Dr. Egidio Archero
Dr. Egidio Archero

Egidio Archero

Presidente FAND (Associazione Italiana Diabetici) 

Com’è cambiata negli anni la qualità di vita per persone con diabete?

Il diabete è una patologia cronica progressiva che ha un notevole impatto sulla qualità e sull’aspettativa di vita di chi ne soffre. È una delle patologie non infettive più diffuse al mondo e rappresenta uno dei più seri problemi di salute del ventunesimo secolo. La qualità di vita dei pazienti è sicuramente migliorata a livello assistenziale, ma molti sono i passi ancora da compiere per un corretto approccio alla gestione della malattia: soprattutto è importante l’utilizzo degli strumenti di autocontrollo della glicemia. Tale monitoraggio dovrebbe essere strutturato ed accurato, ed essere parte integrante della gestione del management del diabete. Infine è importante implementare attività formative volte a promuovere uno stile di vita corretto, come la dieta, ad esempio. 

Quali sono i bisogni ancora insoddisfatti di tali pazienti?

Purtroppo il paziente diabetico ha sempre troppo poco tempo per parlare con i medici e ricevere la dovuta attenzione nei confronti di dubbi o incertezze con i quali deve convivere quotidianamente.
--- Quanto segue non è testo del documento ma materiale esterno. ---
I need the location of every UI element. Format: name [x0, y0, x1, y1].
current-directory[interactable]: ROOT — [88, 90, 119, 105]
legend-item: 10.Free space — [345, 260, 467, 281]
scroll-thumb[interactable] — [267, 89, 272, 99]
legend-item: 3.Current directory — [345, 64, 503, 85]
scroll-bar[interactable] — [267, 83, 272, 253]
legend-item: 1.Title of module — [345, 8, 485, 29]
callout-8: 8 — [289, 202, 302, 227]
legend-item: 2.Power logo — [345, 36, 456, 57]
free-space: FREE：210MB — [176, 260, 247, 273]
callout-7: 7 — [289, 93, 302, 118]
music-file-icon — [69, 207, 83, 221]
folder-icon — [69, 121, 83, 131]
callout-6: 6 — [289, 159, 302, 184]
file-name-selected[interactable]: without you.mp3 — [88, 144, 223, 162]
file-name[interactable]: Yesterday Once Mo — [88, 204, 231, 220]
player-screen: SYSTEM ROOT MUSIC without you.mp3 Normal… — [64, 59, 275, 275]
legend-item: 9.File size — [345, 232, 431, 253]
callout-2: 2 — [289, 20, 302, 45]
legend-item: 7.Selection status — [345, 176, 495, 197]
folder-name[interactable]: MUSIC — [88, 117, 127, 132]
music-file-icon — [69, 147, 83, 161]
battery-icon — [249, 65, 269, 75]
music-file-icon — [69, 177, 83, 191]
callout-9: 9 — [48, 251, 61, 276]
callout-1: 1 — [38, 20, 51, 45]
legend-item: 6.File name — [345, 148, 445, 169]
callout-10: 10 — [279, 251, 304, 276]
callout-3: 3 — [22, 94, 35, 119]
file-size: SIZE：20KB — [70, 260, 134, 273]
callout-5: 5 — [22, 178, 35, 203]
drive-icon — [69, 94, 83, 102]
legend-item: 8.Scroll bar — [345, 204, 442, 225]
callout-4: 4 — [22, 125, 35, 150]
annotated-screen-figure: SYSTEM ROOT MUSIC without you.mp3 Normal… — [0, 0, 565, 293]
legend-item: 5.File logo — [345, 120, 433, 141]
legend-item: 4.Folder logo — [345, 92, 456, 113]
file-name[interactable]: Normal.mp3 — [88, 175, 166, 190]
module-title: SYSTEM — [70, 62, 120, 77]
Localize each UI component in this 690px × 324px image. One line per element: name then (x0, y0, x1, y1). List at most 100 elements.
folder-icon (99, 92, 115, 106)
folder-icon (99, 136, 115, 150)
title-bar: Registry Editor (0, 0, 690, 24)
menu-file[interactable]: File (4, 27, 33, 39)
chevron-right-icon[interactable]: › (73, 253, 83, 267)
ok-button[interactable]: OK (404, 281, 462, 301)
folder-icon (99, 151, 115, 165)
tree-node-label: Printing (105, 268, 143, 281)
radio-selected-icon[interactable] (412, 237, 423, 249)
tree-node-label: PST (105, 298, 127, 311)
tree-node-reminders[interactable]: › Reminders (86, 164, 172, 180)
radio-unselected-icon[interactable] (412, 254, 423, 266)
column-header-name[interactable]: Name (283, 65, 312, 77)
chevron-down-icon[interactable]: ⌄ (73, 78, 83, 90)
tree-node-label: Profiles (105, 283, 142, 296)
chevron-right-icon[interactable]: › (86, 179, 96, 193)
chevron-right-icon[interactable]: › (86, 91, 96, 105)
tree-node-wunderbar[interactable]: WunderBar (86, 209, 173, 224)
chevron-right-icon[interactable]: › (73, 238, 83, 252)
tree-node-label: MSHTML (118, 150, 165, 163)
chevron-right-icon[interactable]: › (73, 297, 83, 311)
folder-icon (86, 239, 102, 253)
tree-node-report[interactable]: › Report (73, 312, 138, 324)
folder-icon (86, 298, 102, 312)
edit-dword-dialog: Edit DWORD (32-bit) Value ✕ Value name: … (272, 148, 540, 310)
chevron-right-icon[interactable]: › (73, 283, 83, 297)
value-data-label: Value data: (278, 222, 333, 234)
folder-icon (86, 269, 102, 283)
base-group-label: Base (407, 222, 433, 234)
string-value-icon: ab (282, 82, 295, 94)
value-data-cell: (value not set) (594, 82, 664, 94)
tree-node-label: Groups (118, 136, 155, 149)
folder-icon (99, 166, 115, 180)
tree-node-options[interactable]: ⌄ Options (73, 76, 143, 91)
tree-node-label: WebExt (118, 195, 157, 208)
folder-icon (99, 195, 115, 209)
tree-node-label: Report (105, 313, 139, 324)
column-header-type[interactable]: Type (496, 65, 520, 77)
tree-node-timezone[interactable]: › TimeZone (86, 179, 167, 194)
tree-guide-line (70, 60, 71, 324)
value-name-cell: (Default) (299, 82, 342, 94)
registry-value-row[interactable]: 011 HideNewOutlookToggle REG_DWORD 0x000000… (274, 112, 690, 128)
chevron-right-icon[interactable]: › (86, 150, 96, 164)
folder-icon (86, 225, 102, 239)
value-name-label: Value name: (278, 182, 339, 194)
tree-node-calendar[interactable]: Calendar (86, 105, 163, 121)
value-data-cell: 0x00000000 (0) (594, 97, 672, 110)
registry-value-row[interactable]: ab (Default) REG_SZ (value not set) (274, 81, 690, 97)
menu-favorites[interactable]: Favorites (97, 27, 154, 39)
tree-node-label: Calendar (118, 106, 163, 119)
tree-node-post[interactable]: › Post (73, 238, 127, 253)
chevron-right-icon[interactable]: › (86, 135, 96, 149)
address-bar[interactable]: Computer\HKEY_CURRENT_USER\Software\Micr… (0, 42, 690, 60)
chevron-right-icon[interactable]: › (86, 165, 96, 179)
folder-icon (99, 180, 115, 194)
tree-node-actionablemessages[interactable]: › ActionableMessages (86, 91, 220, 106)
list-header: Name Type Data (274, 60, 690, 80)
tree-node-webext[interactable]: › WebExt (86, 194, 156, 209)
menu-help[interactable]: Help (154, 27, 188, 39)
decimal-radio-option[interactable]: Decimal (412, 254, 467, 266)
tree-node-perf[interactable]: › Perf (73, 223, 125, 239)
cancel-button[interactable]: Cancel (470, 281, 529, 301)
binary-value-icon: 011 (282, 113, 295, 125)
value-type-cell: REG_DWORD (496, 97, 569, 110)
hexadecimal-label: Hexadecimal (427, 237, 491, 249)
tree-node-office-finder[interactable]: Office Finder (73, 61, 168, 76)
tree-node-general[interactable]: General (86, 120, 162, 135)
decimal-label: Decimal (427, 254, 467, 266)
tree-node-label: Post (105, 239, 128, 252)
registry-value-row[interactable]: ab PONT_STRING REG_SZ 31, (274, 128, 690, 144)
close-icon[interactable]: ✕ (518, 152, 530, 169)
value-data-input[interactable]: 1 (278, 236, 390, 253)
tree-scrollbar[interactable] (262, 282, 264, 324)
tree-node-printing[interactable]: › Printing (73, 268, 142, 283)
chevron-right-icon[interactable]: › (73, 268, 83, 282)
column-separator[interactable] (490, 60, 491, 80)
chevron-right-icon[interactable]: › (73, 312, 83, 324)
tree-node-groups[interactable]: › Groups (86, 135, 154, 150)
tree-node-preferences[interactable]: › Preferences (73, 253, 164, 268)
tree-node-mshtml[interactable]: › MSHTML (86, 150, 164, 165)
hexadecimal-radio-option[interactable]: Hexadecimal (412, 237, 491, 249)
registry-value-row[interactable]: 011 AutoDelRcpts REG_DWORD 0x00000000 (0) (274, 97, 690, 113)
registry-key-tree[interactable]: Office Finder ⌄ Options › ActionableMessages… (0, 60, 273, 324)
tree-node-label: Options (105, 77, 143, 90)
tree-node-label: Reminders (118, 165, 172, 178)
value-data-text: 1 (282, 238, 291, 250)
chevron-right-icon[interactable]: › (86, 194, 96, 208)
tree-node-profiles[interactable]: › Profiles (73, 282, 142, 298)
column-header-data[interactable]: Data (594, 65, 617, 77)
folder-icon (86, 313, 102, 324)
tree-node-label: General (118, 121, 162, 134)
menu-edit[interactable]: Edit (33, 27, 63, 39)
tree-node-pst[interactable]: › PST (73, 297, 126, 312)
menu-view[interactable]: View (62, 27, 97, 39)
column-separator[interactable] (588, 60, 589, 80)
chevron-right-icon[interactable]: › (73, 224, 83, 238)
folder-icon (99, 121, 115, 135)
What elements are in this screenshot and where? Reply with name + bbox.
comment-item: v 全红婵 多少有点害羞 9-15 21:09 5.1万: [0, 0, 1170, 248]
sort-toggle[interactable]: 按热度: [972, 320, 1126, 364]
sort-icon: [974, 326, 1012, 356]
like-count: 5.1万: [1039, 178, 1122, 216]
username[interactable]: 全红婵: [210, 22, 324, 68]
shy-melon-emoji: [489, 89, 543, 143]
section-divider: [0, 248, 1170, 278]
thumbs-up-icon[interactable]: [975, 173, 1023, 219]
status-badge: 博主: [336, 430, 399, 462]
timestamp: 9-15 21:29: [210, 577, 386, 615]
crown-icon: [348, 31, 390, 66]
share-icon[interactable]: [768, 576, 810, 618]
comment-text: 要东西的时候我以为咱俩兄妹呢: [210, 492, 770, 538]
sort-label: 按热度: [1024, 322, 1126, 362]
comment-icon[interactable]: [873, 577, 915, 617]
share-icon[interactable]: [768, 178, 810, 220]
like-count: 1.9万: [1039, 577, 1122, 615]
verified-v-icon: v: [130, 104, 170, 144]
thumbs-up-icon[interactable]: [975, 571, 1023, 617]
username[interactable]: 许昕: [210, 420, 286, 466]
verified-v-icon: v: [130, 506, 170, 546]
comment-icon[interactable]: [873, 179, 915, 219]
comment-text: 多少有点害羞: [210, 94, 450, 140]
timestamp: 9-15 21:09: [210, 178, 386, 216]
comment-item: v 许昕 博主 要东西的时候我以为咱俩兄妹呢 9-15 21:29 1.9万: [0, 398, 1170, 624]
Tale carenza, ovviamente, non è imputabile agli operatori sanitari, ma ad una situazione di sotto organico perenne che non permette al personale di svolgere tutto il lavoro che richiede un paziente diabetico. Non dimentichiamo che siamo di fronte ad un paziente complesso. Per questo motivo è importante la costruzione di percorsi terapeutici assistenziali (PDTA) che poggino su team multi-professionali, che consentono un miglioramento esponenziale della qualità di vita del paziente e, allo stesso tempo, una diminuzione dell’insorgenza di complicanze (retinopatia, piede diabetico, etc.). 

Quali sono gli aspetti che possono essere ancora migliorati in termini di gestione della patologia?

È necessario un coinvolgimento sempre maggiore della persona con diabete per motivarlo ad essere aderente alla terapia. Inoltre, i messaggi del diabetologo sull’importanza della dieta e dell’attività fisica devono essere comunicazioni attive e motivanti che mirano a costruire un percorso condiviso tra medico e paziente. Il paziente deve sapere perché deve assoggettarsi a tutte le limitazioni e a tutti i cambiamenti che gli vengono proposti. È solo conoscendone le finalità che sarà disposto ad accettarli e a collaborare positivamente con il suo medico. 

Qual è il ruolo di FAND nel migliorare la condizione di coloro che ne sono affetti?

Noi, come associazione FAND, cerchiamo di incrementare l’informazione attraverso una serie di strumenti e attività quali la nostra rassegna stampa che inviamo a tutti gli associati, le nostre conferenze informative con i medici e diabetologi su territorio nazionale. Inoltre alcuni di noi hanno avviato percorsi per poter diventare care giver o diabetici guida per affiancare le persone che hanno difficoltà a gestire la malattia.Inoltre, poiché le associazioni sono inserite all’interno di un percorso decisionale sanitario, abbiamo avviato dei corsi di formazione per permettere di conoscere il quadro legislativo ed essere quindi in grado rapportarsi con le autorità che decidono a livello politico-sanitario. Il nostro obiettivo, infatti, è quello di passare dalla protesta alla realizzazione di proposte concrete al fine di migliorare l’assistenza alle persone con diabete.